Procreate 4
Tomatoes
Procreate 4 for iPad
The mad geniuses at Savage Interactive have released Procreate 4 for iPad and iOS 11. Version 4 is a free update. A fresh new license costs only $9.99 from the App Store. This is a complete purchase. There are no subscriptions or in-app purchases to unlock additional features.
The updated UX for Procreate puts more actions closer to your fingertips and mirrors the design language of iOS 11
This software is criminally underpriced. Low prices are the hallmark of the new app-store software economy, and generally I think this is a good thing. But when I think back to the many hundreds of dollars I spent licensing Adobe software way back when, I feel tremendous pangs of guilt. I would like to buy it twice. I want them to sell t-shirts or something. This software is just too good for the price.
Procreate 4 has been updated to be consistent with the design language of iOS 11 and it feels right at home on my iPad. It takes full advantage of drag and drop features of iOS 11 - so importing brushes or images is a simple and intuitive operation, instead of many taps and swipes. The heart of this update, though, is the new rendering engine they’re calling Silica M built on Apple’s low-level GPU library Metal.
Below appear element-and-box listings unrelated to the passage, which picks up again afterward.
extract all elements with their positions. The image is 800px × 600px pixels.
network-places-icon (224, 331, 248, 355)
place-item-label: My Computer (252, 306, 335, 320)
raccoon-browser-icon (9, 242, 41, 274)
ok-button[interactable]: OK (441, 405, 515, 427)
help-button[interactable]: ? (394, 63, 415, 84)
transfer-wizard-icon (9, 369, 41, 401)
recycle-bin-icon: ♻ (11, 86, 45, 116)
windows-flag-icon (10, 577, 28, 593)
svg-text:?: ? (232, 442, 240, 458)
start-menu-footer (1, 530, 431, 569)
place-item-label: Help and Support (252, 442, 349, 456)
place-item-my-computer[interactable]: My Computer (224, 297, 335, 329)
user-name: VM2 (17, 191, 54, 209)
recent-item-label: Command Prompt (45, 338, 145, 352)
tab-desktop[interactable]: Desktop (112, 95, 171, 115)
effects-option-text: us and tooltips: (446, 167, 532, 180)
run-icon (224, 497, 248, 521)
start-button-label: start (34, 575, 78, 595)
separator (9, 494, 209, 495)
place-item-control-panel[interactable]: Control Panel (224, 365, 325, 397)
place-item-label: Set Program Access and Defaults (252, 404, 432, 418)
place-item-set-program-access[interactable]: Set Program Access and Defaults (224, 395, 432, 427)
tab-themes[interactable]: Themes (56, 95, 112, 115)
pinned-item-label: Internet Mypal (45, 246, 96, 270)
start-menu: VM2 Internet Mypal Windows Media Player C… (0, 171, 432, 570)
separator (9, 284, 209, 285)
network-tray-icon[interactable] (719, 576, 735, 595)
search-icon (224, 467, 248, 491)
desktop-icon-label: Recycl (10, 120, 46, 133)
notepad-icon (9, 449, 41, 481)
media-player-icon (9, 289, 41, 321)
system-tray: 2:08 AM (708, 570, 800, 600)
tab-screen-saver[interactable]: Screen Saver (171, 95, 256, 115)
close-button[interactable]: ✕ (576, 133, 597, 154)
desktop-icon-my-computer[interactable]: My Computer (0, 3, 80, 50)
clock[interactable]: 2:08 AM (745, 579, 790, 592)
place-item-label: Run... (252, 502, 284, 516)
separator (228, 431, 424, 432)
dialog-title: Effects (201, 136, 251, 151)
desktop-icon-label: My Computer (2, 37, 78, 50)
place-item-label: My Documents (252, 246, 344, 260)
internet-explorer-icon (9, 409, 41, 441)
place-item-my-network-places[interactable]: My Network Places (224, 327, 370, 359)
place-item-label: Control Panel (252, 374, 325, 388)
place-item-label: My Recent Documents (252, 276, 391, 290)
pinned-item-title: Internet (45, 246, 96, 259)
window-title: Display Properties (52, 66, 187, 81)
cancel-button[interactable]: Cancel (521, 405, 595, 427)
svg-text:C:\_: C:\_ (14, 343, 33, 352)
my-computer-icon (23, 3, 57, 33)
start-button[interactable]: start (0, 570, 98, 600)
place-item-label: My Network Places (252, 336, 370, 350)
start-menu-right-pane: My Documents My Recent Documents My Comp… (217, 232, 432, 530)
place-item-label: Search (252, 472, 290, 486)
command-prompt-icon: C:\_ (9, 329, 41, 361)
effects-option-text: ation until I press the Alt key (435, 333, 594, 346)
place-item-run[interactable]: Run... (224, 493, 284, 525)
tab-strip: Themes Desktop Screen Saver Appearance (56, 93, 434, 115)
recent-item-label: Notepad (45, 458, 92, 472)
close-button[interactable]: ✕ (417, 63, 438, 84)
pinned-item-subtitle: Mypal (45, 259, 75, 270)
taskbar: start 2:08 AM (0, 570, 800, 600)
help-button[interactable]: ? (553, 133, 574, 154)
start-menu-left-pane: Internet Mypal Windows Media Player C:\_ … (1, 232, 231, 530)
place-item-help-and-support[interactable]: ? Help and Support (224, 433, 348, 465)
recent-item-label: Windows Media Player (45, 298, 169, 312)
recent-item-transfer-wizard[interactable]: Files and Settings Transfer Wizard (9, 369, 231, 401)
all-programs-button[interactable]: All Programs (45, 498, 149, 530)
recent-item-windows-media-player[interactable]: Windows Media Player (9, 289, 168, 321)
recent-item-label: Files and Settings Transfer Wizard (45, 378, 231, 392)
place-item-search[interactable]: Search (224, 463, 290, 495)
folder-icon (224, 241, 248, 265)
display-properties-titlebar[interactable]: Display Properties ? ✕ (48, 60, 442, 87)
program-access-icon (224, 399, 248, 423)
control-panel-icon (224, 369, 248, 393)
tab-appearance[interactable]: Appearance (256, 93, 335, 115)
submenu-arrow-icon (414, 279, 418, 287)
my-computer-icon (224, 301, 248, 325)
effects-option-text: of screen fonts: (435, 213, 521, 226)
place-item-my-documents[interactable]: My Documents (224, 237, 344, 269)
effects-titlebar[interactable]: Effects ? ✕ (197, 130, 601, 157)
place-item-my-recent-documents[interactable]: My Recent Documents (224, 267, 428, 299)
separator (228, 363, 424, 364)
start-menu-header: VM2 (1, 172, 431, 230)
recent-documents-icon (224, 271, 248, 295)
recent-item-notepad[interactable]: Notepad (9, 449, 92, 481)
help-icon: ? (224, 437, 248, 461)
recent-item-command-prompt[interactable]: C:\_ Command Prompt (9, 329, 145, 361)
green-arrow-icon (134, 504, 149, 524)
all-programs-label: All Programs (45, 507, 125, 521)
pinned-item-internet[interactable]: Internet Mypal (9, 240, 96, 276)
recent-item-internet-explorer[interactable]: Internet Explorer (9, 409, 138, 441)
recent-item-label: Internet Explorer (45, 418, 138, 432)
This new painting engine is the closest I’ve ever felt to “real” painting. Everything is faster and more responsive, which is great. But there’s something about how color lays down and blends with the new smudging tools and wet brush dynamics. Digital painting has, for me, always required bending my mind into thinking about digital color. Most digital painting tools - including industry standard Photoshop - pile color up in this weird additive way that works mathematically but doesn’t mirror the mental model of painting. Procreate 4 subverts all of that. The paint now feels like paint - it’s the hardest thing to articulate but there’s simply less mental friction in putting color down and it doing what I expect it to do. Perhaps the “M” in Silica M stands for “Mind-reading”.